In the fourth quarter of 2009, roughly 5.5 million Web pages contained software designed to foist unwanted installs on visitors, according to Dasient, a firm that helps protect websites from Web-based malware attacks. Such drive-by downloads target computers that are not up-to-date with the latest security patches for common Web browser vulnerabiltiies, or are missing security updates for key browser plug-ins, such as Adobe’s PDF Reader and Flash Player. Attackers use software called exploit packs, which probe the visitor’s browser for known security holes.
The research group has been putting BLADE through the paces since January, exposing a few virtual desktops equipped with the software to new exploit sites identified each day by security experts. Each malicious URL is tested against multiple software configurations covering different browser versions and common plug-ins.
So far, Porras said, BLADE has blocked all of the more than 5,150 malicious programs foisted by some 1,205 unique drive-by URLs tested. During the test period, Adobe’s PDF Reader was by far the most-targeted browser plug-in, accounting for more than half of the applications targeted by drive-by exploits.
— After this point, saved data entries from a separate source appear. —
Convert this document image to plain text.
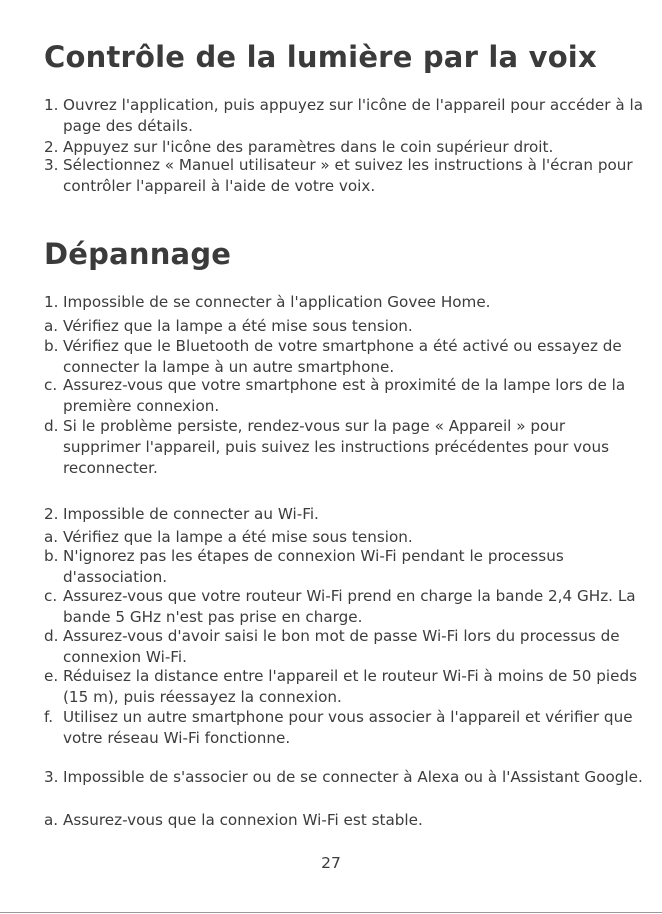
Contrôle de la lumière par la voix
1. Ouvrez l'application, puis appuyez sur l'icône de l'appareil pour accéder à la page des détails.
2. Appuyez sur l'icône des paramètres dans le coin supérieur droit.
3. Sélectionnez « Manuel utilisateur » et suivez les instructions à l'écran pour contrôler l'appareil à l'aide de votre voix.
Dépannage
1. Impossible de se connecter à l'application Govee Home.
a. Vérifiez que la lampe a été mise sous tension.
b. Vérifiez que le Bluetooth de votre smartphone a été activé ou essayez de connecter la lampe à un autre smartphone.
c. Assurez-vous que votre smartphone est à proximité de la lampe lors de la première connexion.
d. Si le problème persiste, rendez-vous sur la page « Appareil » pour supprimer l'appareil, puis suivez les instructions précédentes pour vous reconnecter.
2. Impossible de connecter au Wi-Fi.
a. Vérifiez que la lampe a été mise sous tension.
b. N'ignorez pas les étapes de connexion Wi-Fi pendant le processus d'association.
c. Assurez-vous que votre routeur Wi-Fi prend en charge la bande 2,4 GHz. La bande 5 GHz n'est pas prise en charge.
d. Assurez-vous d'avoir saisi le bon mot de passe Wi-Fi lors du processus de connexion Wi-Fi.
e. Réduisez la distance entre l'appareil et le routeur Wi-Fi à moins de 50 pieds (15 m), puis réessayez la connexion.
f. Utilisez un autre smartphone pour vous associer à l'appareil et vérifier que votre réseau Wi-Fi fonctionne.
3. Impossible de s'associer ou de se connecter à Alexa ou à l'Assistant Google.
a. Assurez-vous que la connexion Wi-Fi est stable.
27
Sun Microsystems’s Java platform attracted nearly one quarter of all drive-by attacks, while the bulk of remaining exploits targeted vulnerabilities in Adobe Flash and Internet Explorer.
Robert Hansen, chief executive of the Austin, TX-based security firm SecTheory, said BLADE’s approach appears unique, and that it may be effective at stopping drive-by downloads in the short run. That is, he said, until the technique is widely incorporated into commerical products. “Tools like this are great–they’re another layer of protection, but they certainly aren’t a panacea,” Hansen said.
The true measure of a security tool’s usefulness is often whether it runs on a wide range of systems without interfering with other software, Hansen said.
“This may work fine when you have it in the lab, but it’s another thing when you try to deploy something like this on peoples’ computers,” Hansen said. “In fact, I could see something like this easily breaking the functionality of some leigitimate software applications.”
Indeed, legitimate programs designed to automatically download security updates could encounter problems with a program like BLADE, said Eric Howes, director of research services at Sunbelt Software, a security company based in Clearwater, FL. “I would be especially concerned about potential false positives on other applications that perform background [software] updates or download stuff in the background.”
BLADE certainly can’t stop all Web-based malicious software, either, Porras admits. It cannot, for example, stop social engineering attacks, in which a user is tricked or bullied into installing a malicious program. The “Koobface” worm, for example, spreads on social networking sites such as Facebook and prompts recipients to download a video player plug-in in order to view a picture or movie supposedly sent by a friend. BLADE would do nothing to block such attacks because they ultimately prompt the user to install the bogus plug-in, which is in fact malicious software that gives attackers complete control over the victim’s PC.
BLADE also is useless against threats that reside completely inside of a computer’s temporary memory space, as the tool is designed to block malware that tries to write to the computer’s hard drive. While most malware is written to the hard drive, there are some advanced threats that live only in memory.